Ana içeriğe atla

Sitemiz işleyişi için sadece bu siteye ait çerez kullanmaktadır. Üçüncü parti çerez kesinlikle kullanılmamaktadır.
Daha bilgi edinin.

Hizmet

Önder ve Cinsel Günahlar

Yayın Tarihi: 02.04.2015

Kadın ve erkek bedenlerinin cinsel çağrışımlar yapacak biçimde reklamlarda ve gündelik yaşamın birçok alanında başkalarına sunulduğuna şahit olmaktayız. Sokaklarda “seks işçisi” kadınların el ilanlarından yarı çıplak insanların resimlerinin bulunduğu film afişlerine, bulvar gazetelerinin ikinci sayfalarındaki “güzel” kızlardan reklam panolarındaki reklamlara dek her yerde başka insanların bedenlerine imrenmeyle bakmak için uyarılıyoruz. Bazılarımız korunmak için cinselliği yasaklamaya, kadınları çarşafa sokmaya çalışıyor, bazılarımız ise cinselliği kötülüyor. Cinsellik birçok günaha yol açıyor.

Cinsellik ve Kutsal Kitap

Kutsal Kitap, Tanrı’nın insanları erkek ve dişi cinsiyetlerde yarattıktan sonra onlara “Verimli olun, çoğalın” ve “Yeryüzünü doldurun” diye buyruk vermiş olduğunu yazar (Yar. 1:28). Kitabın ilk paragraflarında “kutsama” sözcüğü iki kez geçer (Yar. 1:22, 28), her ikisi de önce hayvanların sonra da insanların üremelerinin kutsanmasıyla bağlantılıdır. Cinsellik iyi bir şeydir. Tanrı hem soyumuzun devam etmesi hem de bu sürecin eşler için zevkli bir süreç olması amacıyla cinselliği bu biçimde kutsamıştır. Ama cinselliğin iyi olması tasarlanan sınırlar içinde kalmasyla mümkündür.

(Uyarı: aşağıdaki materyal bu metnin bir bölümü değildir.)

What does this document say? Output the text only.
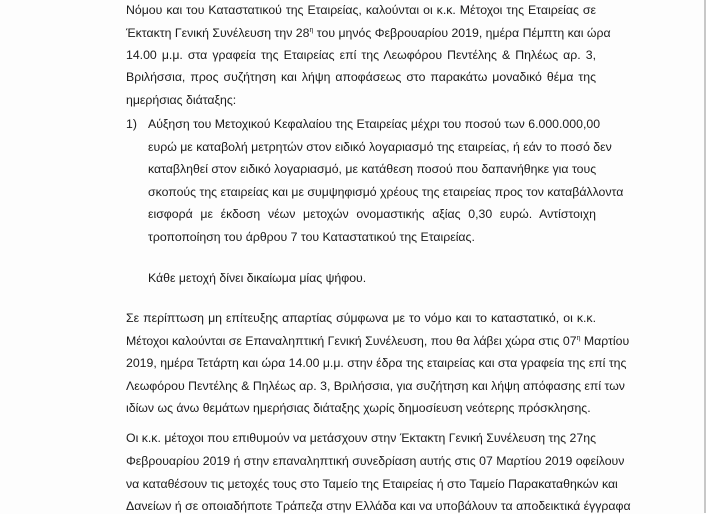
Νόμου και του Καταστατικού της Εταιρείας, καλούνται οι κ.κ. Μέτοχοι της Εταιρείας σε
Έκτακτη Γενική Συνέλευση την $28^\eta$ του μηνός Φεβρουαρίου 2019, ημέρα Πέμπτη και ώρα
14.00 μ.μ. στα γραφεία της Εταιρείας επί της Λεωφόρου Πεντέλης & Πηλέως αρ. 3,
Βριλήσσια, προς συζήτηση και λήψη αποφάσεως στο παρακάτω μοναδικό θέμα της
ημερήσιας διάταξης:
1) Αύξηση του Μετοχικού Κεφαλαίου της Εταιρείας μέχρι του ποσού των 6.000.000,00
ευρώ με καταβολή μετρητών στον ειδικό λογαριασμό της εταιρείας, ή εάν το ποσό δεν
καταβληθεί στον ειδικό λογαριασμό, με κατάθεση ποσού που δαπανήθηκε για τους
σκοπούς της εταιρείας και με συμψηφισμό χρέους της εταιρείας προς τον καταβάλλοντα
εισφορά με έκδοση νέων μετοχών ονομαστικής αξίας 0,30 ευρώ. Αντίστοιχη
τροποποίηση του άρθρου 7 του Καταστατικού της Εταιρείας.
Κάθε μετοχή δίνει δικαίωμα μίας ψήφου.
Σε περίπτωση μη επίτευξης απαρτίας σύμφωνα με το νόμο και το καταστατικό, οι κ.κ.
Μέτοχοι καλούνται σε Επαναληπτική Γενική Συνέλευση, που θα λάβει χώρα στις $07^\eta$ Μαρτίου
2019, ημέρα Τετάρτη και ώρα 14.00 μ.μ. στην έδρα της εταιρείας και στα γραφεία της επί της
Λεωφόρου Πεντέλης & Πηλέως αρ. 3, Βριλήσσια, για συζήτηση και λήψη απόφασης επί των
ιδίων ως άνω θεμάτων ημερήσιας διάταξης χωρίς δημοσίευση νεότερης πρόσκλησης.
Οι κ.κ. μέτοχοι που επιθυμούν να μετάσχουν στην Έκτακτη Γενική Συνέλευση της 27ης
Φεβρουαρίου 2019 ή στην επαναληπτική συνεδρίαση αυτής στις 07 Μαρτίου 2019 οφείλουν
να καταθέσουν τις μετοχές τους στο Ταμείο της Εταιρείας ή στο Ταμείο Παρακαταθηκών και
Δανείων ή σε οποιαδήποτε Τράπεζα στην Ελλάδα και να υποβάλουν τα αποδεικτικά έγγραφα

Cinselliğin iyi olması tasarlanan sınırlar içinde kalmasıyla mümkündür.

İlk kadın ve ilk erkeğin ilişkilerinden söz edildiği  sonraki bölümde de erkeğin karısına bağlanacağı ve ikisinin tek beden olacağı yazılıdır (Yar. 2:24). Bu bağın ruhsal, sosyal, cinsel bir bağ olduğu ve evliliği işaret ettiği söylenebilir. Böylece Tanrı, tek eşli bir evliliği onayladığını daha Kutsal Kitap’ın başında ifade etmiştir. Daha sonra bu tek eşlilik vurgusu İncil’de de önce İsa Mesih tarafından (Mat. 19:3-6) sonra da Pavlus tarafından (Ef. 5:22-33) söylenenlerden de anlaşılmaktadır. Üstelik Pavlus kilise görevlilerinin tek eşliliğine özel bir vurgu yapar (1Ti. 3:2, 12; Tit. 1:6).

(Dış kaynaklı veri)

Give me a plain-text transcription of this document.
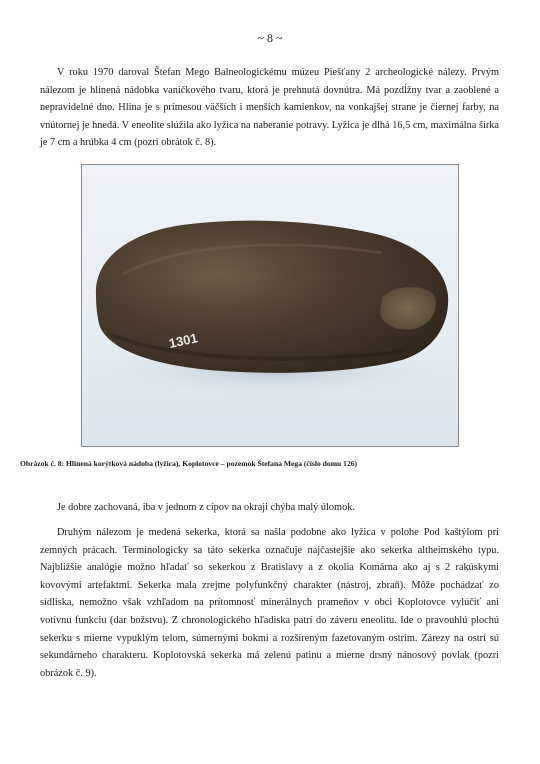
~ 8 ~

V roku 1970 daroval Štefan Mego Balneologickému múzeu Piešťany 2 archeologické nálezy. Prvým nálezom je hlinená nádobka vaničkového tvaru, ktorá je prehnutá dovnútra. Má pozdĺžny tvar a zaoblené a nepravidelné dno. Hlina je s prímesou väčších i menších kamienkov, na vonkajšej strane je čiernej farby, na vnútornej je hnedá. V eneolite slúžila ako lyžica na naberanie potravy. Lyžica je dlhá 16,5 cm, maximálna šírka je 7 cm a hrúbka 4 cm (pozri obrátok č. 8).

1301
Obrázok č. 8: Hlinená korýtková nádoba (lyžica), Koplotovce – pozemok Štefana Mega (číslo domu 126)

Je dobre zachovaná, iba v jednom z cípov na okraji chýba malý úlomok.

Druhým nálezom je medená sekerka, ktorá sa našla podobne ako lyžica v polohe Pod kaštýlom pri zemných prácach. Terminologicky sa táto sekerka označuje najčastejšie ako sekerka altheimského typu. Najbližšie analógie možno hľadať so sekerkou z Bratislavy a z okolia Komárna ako aj s 2 rakúskymi kovovými artefaktmi. Sekerka mala zrejme polyfunkčný charakter (nástroj, zbraň). Môže pochádzať zo sídliska, nemožno však vzhľadom na prítomnosť minerálnych prameňov v obci Koplotovce vylúčiť ani votívnu funkciu (dar božstvu). Z chronologického hľadiska patrí do záveru eneolitu. Ide o pravouhlú plochú sekerku s mierne vypuklým telom, súmernými bokmi a rozšíreným fazetovaným ostrím. Zárezy na ostrí sú sekundárneho charakteru. Koplotovská sekerka má zelenú patinu a mierne drsný nánosový povlak (pozri obrázok č. 9).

Tek eşlilikten ne anlamamız gerekir? Burada tek kadın ya da tek adamla evlenmenin ötesinde bir anlam var mıdır? Bu konuda karar vermek için İsa’nın belirlediği ölçütleri anımsamak gerekir: “Ama ben size diyorum ki, bir kadına şehvetle bakan her adam, yüreğinde o kadınla zina etmiş olur” (Mat. 5:28). Yalnızca fiziksel ilişki değil, eşinden bir başka kişiye yönelik cinsel düşünceler de zina kapsamı içinde değerlendirilmiştir. Kötü yolda yürüyen insanlar betimlenirken, zina ve başkalarını zinaya teşvik etmek konuları da tekrar gündeme gelir: “Gözleri zinayla doludur, günaha doymazlar. Kararsız kişileri ayartırlar. Yüreği açgözlülüğe alıştırılmış lanetli insanlardır” (2Pe. 2:14). Dolayısıyla eylemde ya da düşüncede insanın cinselliği eşine yönelik olmalıdır. Cinsellik ancak bu sınırlar içinde yaşandığında kutsanmış bir ilişki olacaktır.

Cinsel Günahlar

Kutsal Kitap cinselliğin sınırlarını tek eşle duygusal ve fiziksel ilişki olarak çizmiş olsa da, insanların günah işleyip Tanrı’ya başkaldırmasından sonra işler cinsellik alanında da bozuldu. Daha Adem ile Havva ölmeden yaşamış olan Lemek, iki kadınla evlenmişti (Yar. 4:19). Çok eşlilik ataerkil düzende o zamandan bu yana süregitmektedir. Kutsal Kitap’ta çok eşlilikle ilgili çok sayıda örnek vardır. Tanrı insanların bu günahlarını en azından kadınlar yararına bir ölçüde dizginlemek için çok eşlilik için de bazı kurallar getirmiştir (Çık. 21:10-11; Yas. 21:15-17). Yine de Eski Antlaşma döneminde Davut, Süleyman gibi krallar açıkça yasaklanmasına karşın birden çok kez eş aldılar (Yas. 17:17; 2Sa. 3:2-5; 1Kr. 11:1-4). Sürgün sonrasında ise çok eşlilik pek yaygın değildi.1

Erkekler yüzyıllar boyunca birden çok kadınla evlenmeyi bir hak saydılar ve hâlâ ülkemizde “kuma” adı altında birden çok kadınla evlenmek yasal olmamasına karşın halkın önemli bir kısmı tarafından onaylanmaktadır.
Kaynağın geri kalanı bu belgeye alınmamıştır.